U.S. warns Palestinians against bid for full UN membership
The Biden administration has urged the Palestinian Authority not to pursue a vote at the UN Security Council on gaining full UN membership, stressing it will likely veto any such move, U.S. and Palestinian sources said.
Driving the news: The Palestinian Authority announced several weeks ago it will renew its push to gain full UN membership during the upcoming UN General Assembly meeting in New York.
- Palestinian President Mahmoud Abbas wants to use this move to try to put the Israeli-Palestinian conflict back at the center of the international community’s attention and to break the current deadlock in the peace process.
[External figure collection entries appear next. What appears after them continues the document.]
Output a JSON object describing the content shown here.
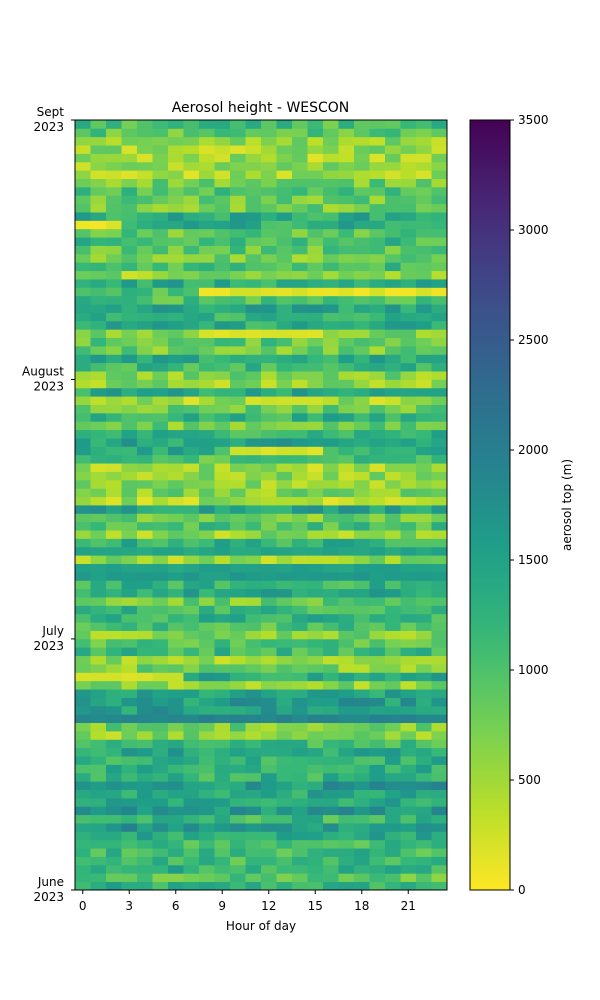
{
  "chart_data": {
    "type": "heatmap",
    "title": "Aerosol height - WESCON",
    "xlabel": "Hour of day",
    "x_ticks": [
      "0",
      "3",
      "6",
      "9",
      "12",
      "15",
      "18",
      "21"
    ],
    "x_range": [
      -0.5,
      23.5
    ],
    "y_ticks": [
      {
        "day": 0,
        "line1": "June",
        "line2": "2023"
      },
      {
        "day": 30,
        "line1": "July",
        "line2": "2023"
      },
      {
        "day": 61,
        "line1": "August",
        "line2": "2023"
      },
      {
        "day": 92,
        "line1": "Sept",
        "line2": "2023"
      }
    ],
    "y_range": [
      0,
      92
    ],
    "n_days": 92,
    "colormap": "viridis_r",
    "colorbar": {
      "label": "aerosol top (m)",
      "vmin": 0,
      "vmax": 3500,
      "ticks": [
        "0",
        "500",
        "1000",
        "1500",
        "2000",
        "2500",
        "3000",
        "3500"
      ]
    },
    "notable_rows": [
      {
        "day": 20,
        "hours": [
          0,
          23
        ],
        "approx_value": 1900
      },
      {
        "day": 25,
        "hours": [
          0,
          6
        ],
        "approx_value": 250
      },
      {
        "day": 37,
        "hours": [
          0,
          23
        ],
        "approx_value": 1600
      },
      {
        "day": 38,
        "hours": [
          0,
          23
        ],
        "approx_value": 1500
      },
      {
        "day": 40,
        "hours": [
          0,
          23
        ],
        "approx_value": 1450
      },
      {
        "day": 52,
        "hours": [
          10,
          15
        ],
        "approx_value": 200
      },
      {
        "day": 66,
        "hours": [
          8,
          15
        ],
        "approx_value": 200
      },
      {
        "day": 71,
        "hours": [
          8,
          23
        ],
        "approx_value": 150
      },
      {
        "day": 79,
        "hours": [
          0,
          2
        ],
        "approx_value": 100
      },
      {
        "day": 88,
        "hours": [
          8,
          10
        ],
        "approx_value": 250
      }
    ],
    "value_range_typical": [
      300,
      2000
    ]
  }
}
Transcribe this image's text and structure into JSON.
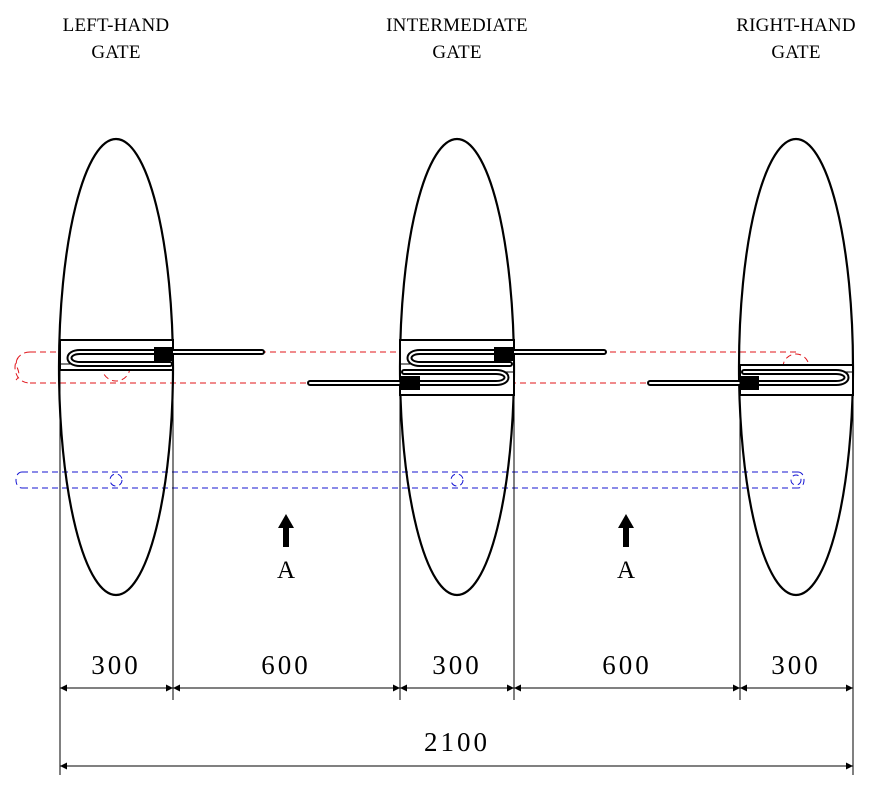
{
  "gates": {
    "left": {
      "line1": "LEFT-HAND",
      "line2": "GATE"
    },
    "intermediate": {
      "line1": "INTERMEDIATE",
      "line2": "GATE"
    },
    "right": {
      "line1": "RIGHT-HAND",
      "line2": "GATE"
    }
  },
  "passage_arrows": {
    "label": "A"
  },
  "dimensions": {
    "segments": [
      "300",
      "600",
      "300",
      "600",
      "300"
    ],
    "total": "2100"
  },
  "colors": {
    "outline": "#000000",
    "upper_arm_path": "#e0141a",
    "lower_arm_path": "#1414d2"
  }
}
- The possible UN bid is also a way for the PA and Abbas to try to win points domestically and get deliverables from the U.S. and the EU.
Behind the scenes: Several weeks ago, Palestinian Ambassador to the UN Riyad Mansour started quiet consultations in New York with Security Council members over a possible full membership bid, according to Palestinian, Israeli and U.S. sources.
- The Palestinians also discussed the issue with Biden administration officials, who raised strong reservations and said such a move won’t lead anywhere because of the veto, U.S. sources said.
Flashback: In November 2012, the Palestinians' UN status was upgraded to non-member observer state, but this was done through a vote at the UN General Assembly where no country has veto power.
- Since then, Palestinian leaders tried several times to get a vote at the UN Security Council but never garnered enough support — nine of 15 members — to even hold a vote.
What they're saying: PLO official and Palestinian Minister Hussein al-Sheikh confirmed there were talks with the Biden administration on the issue, but stressed that it is an ongoing discussion and the PA is still trying to convince countries to support it.
- A State Department spokesperson said the U.S. is committed to a two-state solution and is focused on trying to bring the Palestinians and Israelis closer together and create conditions for direct talks.
- “The only realistic path to a comprehensive and lasting peace is through direct negotiations between the parties. There are no shortcuts to Palestinian statehood outside direct negotiations with Israel," the State Department spokesperson added.